PHP - Unable to retrieve data from the database

Question

For some reason, the query when run through PHP will not return the results. I have tried both queries in the MySQL command line, and they work perfectly there. Here is the code (mysql_connect.php is working perfectly, to clarify).

<?php 
error_reporting(-1);
// retrieve email from cookie 
$email = $_COOKIE['email'];

// connect to mysql database
require('mysql_connect.php');

// get user_id by searching for the email it corresponds to
$id = mysqli_query($dbc,"SELECT user_id FROM users WHERE email=$email")or die('couldn\'t get id');

// get data by using the user_id in $id
$result = mysqli_query($dbc,"SELECT * FROM users WHERE user_id=$id")or die('couldn\'t get data');

//test if the query failed
if($result === FALSE) {
die(mysql_error());
echo("error");
}

// collect the array of results and print the ones required
while($row = mysql_fetch_array($result)) {
echo $row['first_name'];
}
?>

When I run the script, I get the message "could not get id", yet that query works in the MySQL command line and PHPMyAdmin.

Answer 1

Your query is not valid, you should rewrite it with the following and make sure your you have mysqli_real_escape_string of the $email value before you put it into queries:

SELECT user_id FROM users WHERE email='$email'

Better approach is to rewrite your queries using MySQLi prepared statements:

Here how to get the $id value:

$stmt = mysqli_prepare($dbc, "SELECT user_id FROM users WHERE email = ?");
mysqli_stmt_bind_param($stmt, "s", $email);
mysqli_stmt_execute($stmt);
mysqli_stmt_bind_result($stmt, $id);
mysqli_stmt_fetch($stmt);

Answer 2

Your code won't work for 2 reasons - $id will not magically turn into integer, but a mysqli result. And email is a string so it should be quoted.

But...

Why is all of that?

If you want to fetch all the data for user, for certain email, just make you second query fetch data by email and remove the first one:

SELECT * FROM users WHERE email='$email';

And don't forget to escape your input, because it's in cookie.
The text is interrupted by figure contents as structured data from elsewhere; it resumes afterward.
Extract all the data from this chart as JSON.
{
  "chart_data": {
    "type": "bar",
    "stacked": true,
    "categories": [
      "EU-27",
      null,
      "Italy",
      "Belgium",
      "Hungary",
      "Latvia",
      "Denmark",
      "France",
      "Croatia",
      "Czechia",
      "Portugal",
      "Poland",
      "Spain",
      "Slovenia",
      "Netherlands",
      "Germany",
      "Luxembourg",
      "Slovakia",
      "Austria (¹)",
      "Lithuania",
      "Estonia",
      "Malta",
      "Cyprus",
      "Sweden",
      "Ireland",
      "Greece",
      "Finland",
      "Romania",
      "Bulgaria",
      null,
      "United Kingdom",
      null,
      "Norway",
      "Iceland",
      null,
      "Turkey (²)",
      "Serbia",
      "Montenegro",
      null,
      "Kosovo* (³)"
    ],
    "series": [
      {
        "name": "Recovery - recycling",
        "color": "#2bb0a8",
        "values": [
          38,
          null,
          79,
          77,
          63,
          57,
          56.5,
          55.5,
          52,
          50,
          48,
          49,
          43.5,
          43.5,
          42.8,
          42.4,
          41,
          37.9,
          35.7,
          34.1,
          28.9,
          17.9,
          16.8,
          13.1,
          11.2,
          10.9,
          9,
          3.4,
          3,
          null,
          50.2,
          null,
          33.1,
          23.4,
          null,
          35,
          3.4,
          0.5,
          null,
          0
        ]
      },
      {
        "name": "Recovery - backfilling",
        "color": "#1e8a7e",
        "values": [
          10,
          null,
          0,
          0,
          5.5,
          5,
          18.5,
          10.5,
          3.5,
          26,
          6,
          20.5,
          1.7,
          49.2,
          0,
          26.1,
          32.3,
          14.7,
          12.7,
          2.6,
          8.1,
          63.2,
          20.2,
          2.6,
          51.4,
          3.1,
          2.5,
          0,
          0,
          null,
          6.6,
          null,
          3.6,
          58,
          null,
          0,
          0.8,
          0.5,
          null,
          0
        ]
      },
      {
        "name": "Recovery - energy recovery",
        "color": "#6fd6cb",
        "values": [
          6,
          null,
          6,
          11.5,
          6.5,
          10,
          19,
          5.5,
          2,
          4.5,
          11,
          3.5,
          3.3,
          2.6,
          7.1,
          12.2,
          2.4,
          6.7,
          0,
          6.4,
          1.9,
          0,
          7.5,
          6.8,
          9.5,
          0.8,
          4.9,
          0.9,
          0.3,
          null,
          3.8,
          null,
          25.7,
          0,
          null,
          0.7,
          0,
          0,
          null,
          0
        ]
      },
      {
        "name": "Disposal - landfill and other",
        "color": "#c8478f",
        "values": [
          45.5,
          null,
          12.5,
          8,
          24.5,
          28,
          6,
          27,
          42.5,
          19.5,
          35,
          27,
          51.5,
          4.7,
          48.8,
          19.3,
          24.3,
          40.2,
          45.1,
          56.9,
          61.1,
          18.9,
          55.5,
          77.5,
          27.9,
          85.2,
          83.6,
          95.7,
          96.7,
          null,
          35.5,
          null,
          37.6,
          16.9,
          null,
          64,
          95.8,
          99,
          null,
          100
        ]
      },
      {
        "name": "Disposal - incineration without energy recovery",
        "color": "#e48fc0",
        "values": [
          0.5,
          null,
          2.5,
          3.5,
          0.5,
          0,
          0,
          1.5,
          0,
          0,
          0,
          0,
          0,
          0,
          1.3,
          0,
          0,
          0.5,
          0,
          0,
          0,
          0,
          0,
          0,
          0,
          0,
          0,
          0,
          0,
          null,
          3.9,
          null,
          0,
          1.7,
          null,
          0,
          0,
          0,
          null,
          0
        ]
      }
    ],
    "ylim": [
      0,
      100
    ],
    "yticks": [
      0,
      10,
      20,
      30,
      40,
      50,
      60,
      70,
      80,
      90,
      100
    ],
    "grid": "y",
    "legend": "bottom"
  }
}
Or, use prepared statements as suggested.

Answer 3

You wrote

mysqli_query($dbc,"SELECT user_id FROM users WHERE email=$email");

that is similar to

mysqli_query($dbc,"SELECT user_id FROM users WHERE email=example@example.com");

but it should be

mysqli_query($dbc,"SELECT user_id FROM users WHERE email='example@example.com'");

so you have to do this

mysqli_query($dbc,"SELECT user_id FROM users WHERE email='$email'");

or better

mysqli_query($dbc, 'SELECT user_id FROM users WHERE email=\'' . $email . '\'');

Beside this minor bug You should be aware of SQL injection if someone changes the value of your cookie.